A maioria dos medicamentos fabricados pela indústria farmacêutica é de origem sintética, ou seja, produzida em laboratórios. No processo de fabricação são utilizados catalisadores, substâncias aceleradoras da reação dos compostos que darão origem ao fármaco e ajudam a direcionar a formação da estrutura química do medicamento desejado.
Pesquisadores do Laboratório de Biotecnologia e Síntese Orgânica (Labs), do Departamento de Química Orgânica e Inorgânica, têm trabalhado para tornar esse processo de fabricação mais sustentável, na perspectiva da chamada química verde.
Coordenado pelos professores Marcos Carlos de Mattos, Maria da Conceição Oliveira, Davila Zampieri e Fátima Nunes, o grupo transforma o processo de produção de medicamentos já existentes substituindo catalisadores químicos por biocatalisadores (enzimas). A ideia é criar um novo processo para o mesmo produto final, diminuindo o impacto ambiental da indústria farmacêutica e reduzindo custos da produção de alguns fármacos.
PROBLEMA AMBIENTAL
Em escala industrial, os catalisadores químicos utilizados na produção de medicamentos acabam se tornando um dejeto prejudicial ao meio ambiente.
No Labs, um dos biocatalisadores mais utilizados para resolver esse problema é a lipase. Trata-se de uma substância biodegradável que se tem mostrado eficiente para realizar a catálise das reações estudadas até então, reduzindo o custo das produções em até 50%.
Para tanto, os pesquisadores partem da síntese quimioenzimática – técnica que utiliza enzimas em reações químicas para reduzir o número de etapas na produção de medicamentos – para elaborar fármacos já conhecidos de forma mais eficiente.
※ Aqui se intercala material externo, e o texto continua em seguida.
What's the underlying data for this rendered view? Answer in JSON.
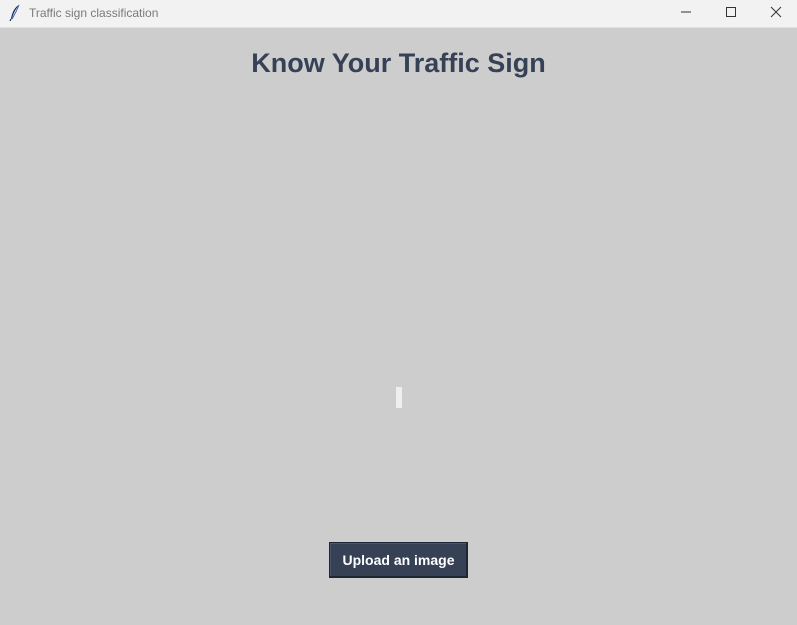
{
  "window": {
    "title": "Traffic sign classification",
    "icon": "feather-icon",
    "controls": [
      "minimize-icon",
      "maximize-icon",
      "close-icon"
    ]
  },
  "main": {
    "heading": "Know Your Traffic Sign",
    "upload_button_label": "Upload an image"
  },
  "colors": {
    "background": "#cdcdcd",
    "heading": "#364156",
    "button_bg": "#364156",
    "button_text": "#ffffff"
  }
}
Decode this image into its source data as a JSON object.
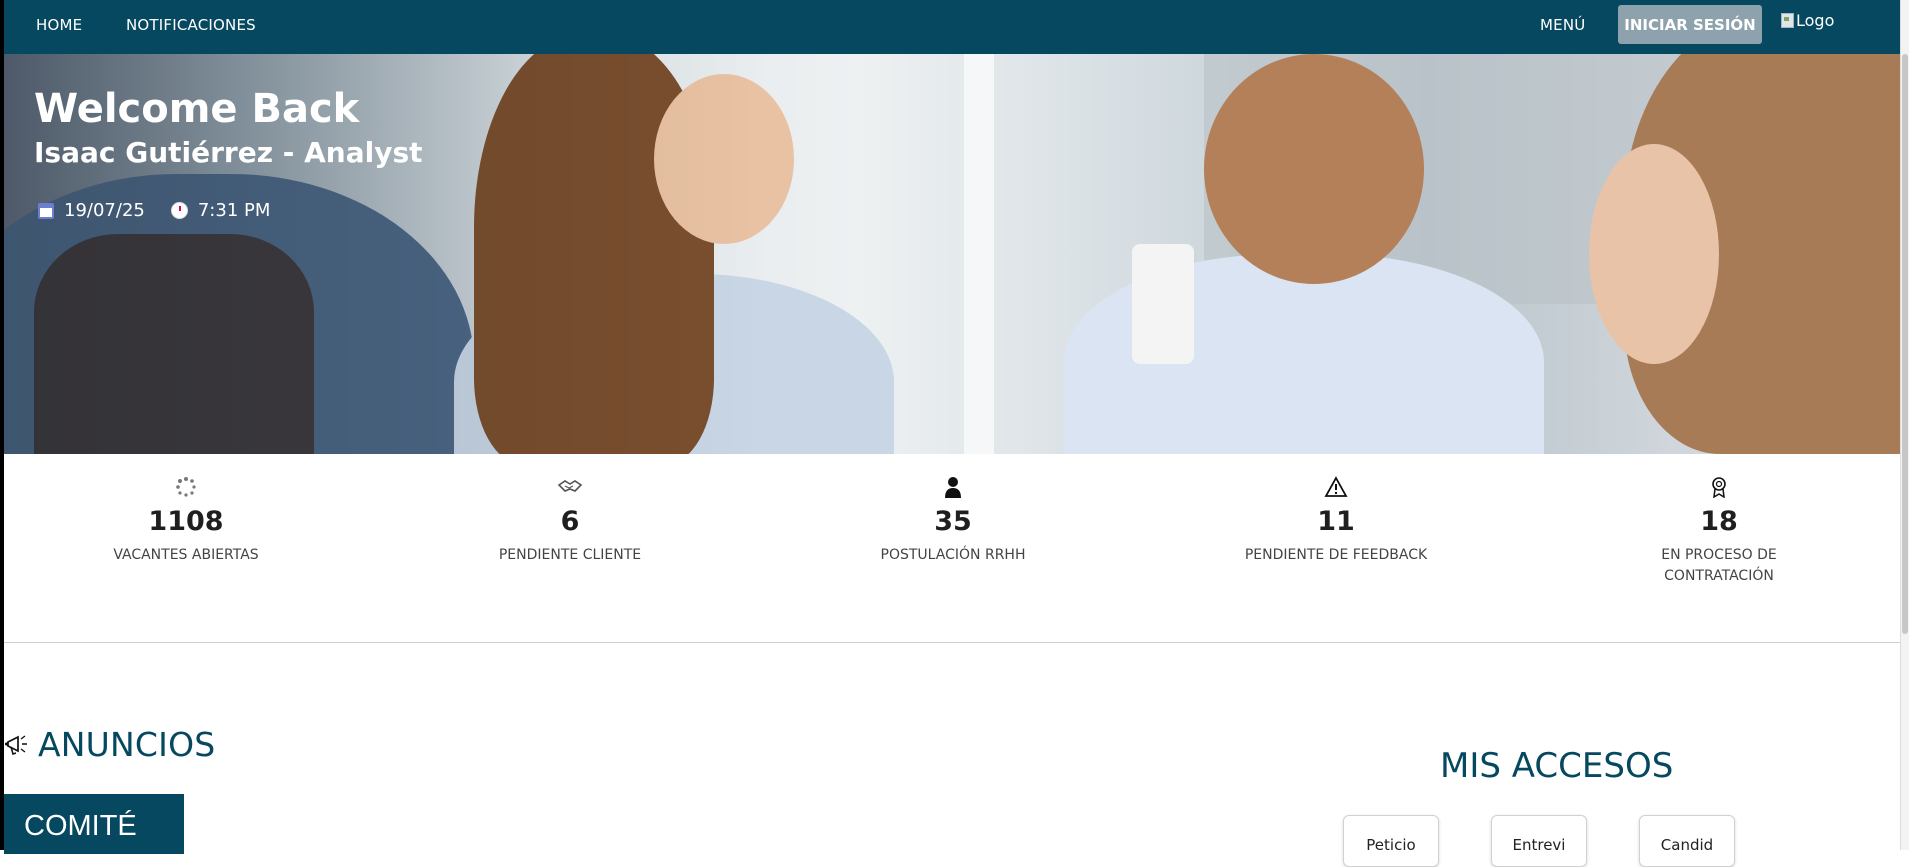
{
  "nav": {
    "home": "HOME",
    "notifications": "NOTIFICACIONES",
    "menu": "MENÚ",
    "login": "INICIAR SESIÓN",
    "logo_alt": "Logo"
  },
  "hero": {
    "title": "Welcome Back",
    "subtitle": "Isaac Gutiérrez - Analyst",
    "date": "19/07/25",
    "time": "7:31 PM"
  },
  "stats": [
    {
      "icon": "spinner-icon",
      "value": "1108",
      "label": "VACANTES ABIERTAS"
    },
    {
      "icon": "handshake-icon",
      "value": "6",
      "label": "PENDIENTE CLIENTE"
    },
    {
      "icon": "user-icon",
      "value": "35",
      "label": "POSTULACIÓN RRHH"
    },
    {
      "icon": "warning-icon",
      "value": "11",
      "label": "PENDIENTE DE FEEDBACK"
    },
    {
      "icon": "award-icon",
      "value": "18",
      "label": "EN PROCESO DE CONTRATACIÓN"
    }
  ],
  "announcements": {
    "title": "ANUNCIOS",
    "first_card": "COMITÉ"
  },
  "access": {
    "title": "MIS ACCESOS",
    "cards": [
      "Peticio",
      "Entrevi",
      "Candid"
    ]
  },
  "colors": {
    "primary": "#05485f",
    "button_muted": "#8da2ad"
  }
}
Isso porque uma das preocupações centrais do laboratório da UFC é desenvolver processos de produção que tenham vantagem em relação aos já estabelecidos.
Essa é uma preocupação nova para o Brasil, ainda muito dependente da importação de fármacos (cerca de 90% dos produtos comercializados advêm do exterior).
“É uma síntese química tradicional, mas com biocatálise. Usamos catalisadores biodegradáveis fazendo uma rota sintética mais limpa”, explica o Prof. Marcos Carlos de Mattos, que, ao lado da Profª Maria da Conceição, coordena a pesquisa. “É uma inovação tecnológica porque reduzimos o número de etapas reacionais, a quantidade de rejeitos e usamos reagentes menos tóxicos e mais baratos”, diz Mattos.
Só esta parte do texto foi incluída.